Most phishing attempts come by email but there are ways to carry out phishing, including text messages (SMS). SMS phishing is often used when finances are involved especially with government payments and rebates. Coronavirus-related SMS phishing will continue to increase, particularly in light of the economic impact of the epidemic and governments employment and financial support packages.

Ransomware

Ransomware is still one of the biggest cyber threats out there. It is destructive and it encrypts ALL your data and locks you out. You will then be asked for a ransom so you can get the decryption key to get YOUR data back. To protect yourself and your organization against ransomware be sure to do frequent data backups in multiple locations, don’t keep vital information only on one computer, NEVER access .zip attachments in e-mails from unknown senders. Don’t click links in e-mails from any unknown senders. Please keep your operating system and all your apps up to date and use a reliable antivirus.

Antivirus

And yes, you still need antivirus (yes, really) – get protection for your connection! Paid is better than free. Antivirus is still very necessary, so don’t skip it or even skimp on it. Westelcom recommends you try a free trial here:  https://shieldly.com/westelcom/

Smartphones

Don’t forget your smartphone security! With so much sensitive data on it you should be doing everything you can to keep it safe. These few basic steps make your device much more secure. Turn on your screen lock and use it at all times. Encrypt confidential information and turnoff your Wi-Fi and Bluetooth off when you don’t use them. Make sure you check permissions before installing any app and stay away from the rogue ones. Last but not least – back up your data

Facebook

Don’t ever say “it can’t happen to me.” In addition to being careful about which websites you go to, what about Facebook? Cyber criminals will often create fake profiles to befriend you. The ultimate goal is to get you to leak confidential data to them (either about you or the company you work for). Be careful of the friend requests you accept. Trust no Facebook friend (unless you know them in real life and you’re absolutely, positively sure they can be trusted). And stop playing the games and answering and forwarding the “chain letters”. Each time you participate you are giving up more personal information. The same information you use to answer your challenge questions. Think about it!

LinkedIn

These bad actors are on LinkedIn too.
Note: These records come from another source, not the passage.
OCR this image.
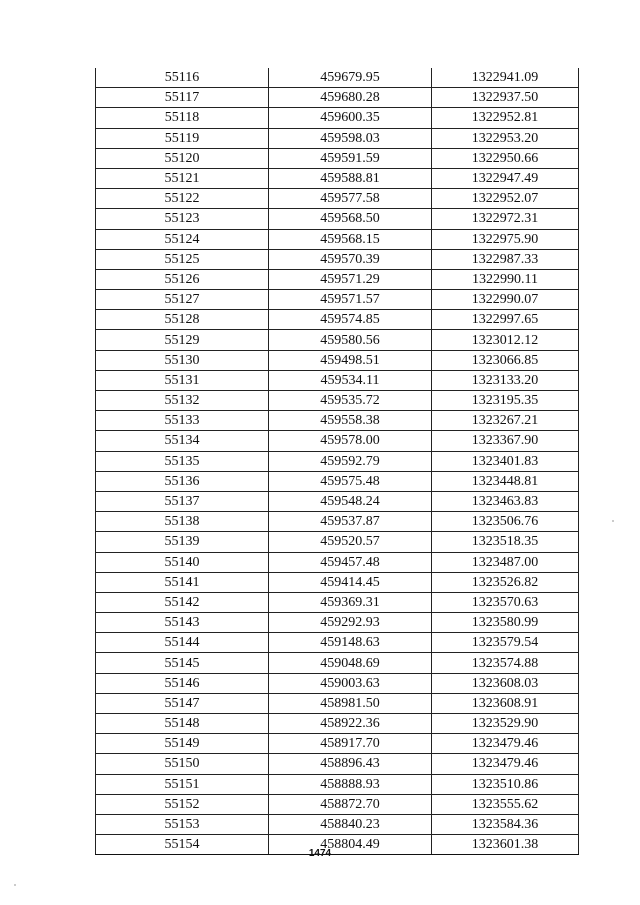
55116	459679.95	1322941.09
55117	459680.28	1322937.50
55118	459600.35	1322952.81
55119	459598.03	1322953.20
55120	459591.59	1322950.66
55121	459588.81	1322947.49
55122	459577.58	1322952.07
55123	459568.50	1322972.31
55124	459568.15	1322975.90
55125	459570.39	1322987.33
55126	459571.29	1322990.11
55127	459571.57	1322990.07
55128	459574.85	1322997.65
55129	459580.56	1323012.12
55130	459498.51	1323066.85
55131	459534.11	1323133.20
55132	459535.72	1323195.35
55133	459558.38	1323267.21
55134	459578.00	1323367.90
55135	459592.79	1323401.83
55136	459575.48	1323448.81
55137	459548.24	1323463.83
55138	459537.87	1323506.76
55139	459520.57	1323518.35
55140	459457.48	1323487.00
55141	459414.45	1323526.82
55142	459369.31	1323570.63
55143	459292.93	1323580.99
55144	459148.63	1323579.54
55145	459048.69	1323574.88
55146	459003.63	1323608.03
55147	458981.50	1323608.91
55148	458922.36	1323529.90
55149	458917.70	1323479.46
55150	458896.43	1323479.46
55151	458888.93	1323510.86
55152	458872.70	1323555.62
55153	458840.23	1323584.36
55154	458804.49	1323601.38
1474
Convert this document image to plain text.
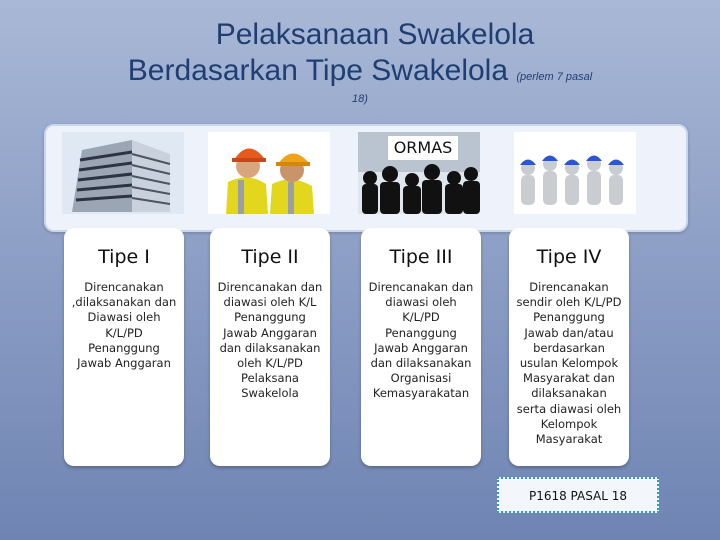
Pelaksanaan Swakelola
Berdasarkan Tipe Swakelola (perlem 7 pasal
18)
ORMAS
Tipe I
Direncanakan ,dilaksanakan dan Diawasi oleh K/L/PD Penanggung Jawab Anggaran
Tipe II
Direncanakan dan diawasi oleh K/L Penanggung Jawab Anggaran dan dilaksanakan oleh K/L/PD Pelaksana Swakelola
Tipe III
Direncanakan dan diawasi oleh K/L/PD Penanggung Jawab Anggaran dan dilaksanakan Organisasi Kemasyarakatan
Tipe IV
Direncanakan sendir oleh K/L/PD Penanggung Jawab dan/atau berdasarkan usulan Kelompok Masyarakat dan dilaksanakan serta diawasi oleh Kelompok Masyarakat
P1618 PASAL 18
Who is that new connection request? Is that really a recruiter or an attacker in disguise? Cyber criminals often create fake LinkedIn profiles to gain access to details about you that they can use later. They collect data about your studies, names of employers and connections, etc. Before you connect check out their profiles and look for these warning signs: too little, generic info, picture that looks like stock photography, very few connections.
You need to be realistic about your online presence and understand that you’re an attractive target for cyber criminals. We all have money (doesn’t matter how much), data (usernames, passwords, documents, emails, etc.) or a place of work, so you’re going to be targeted.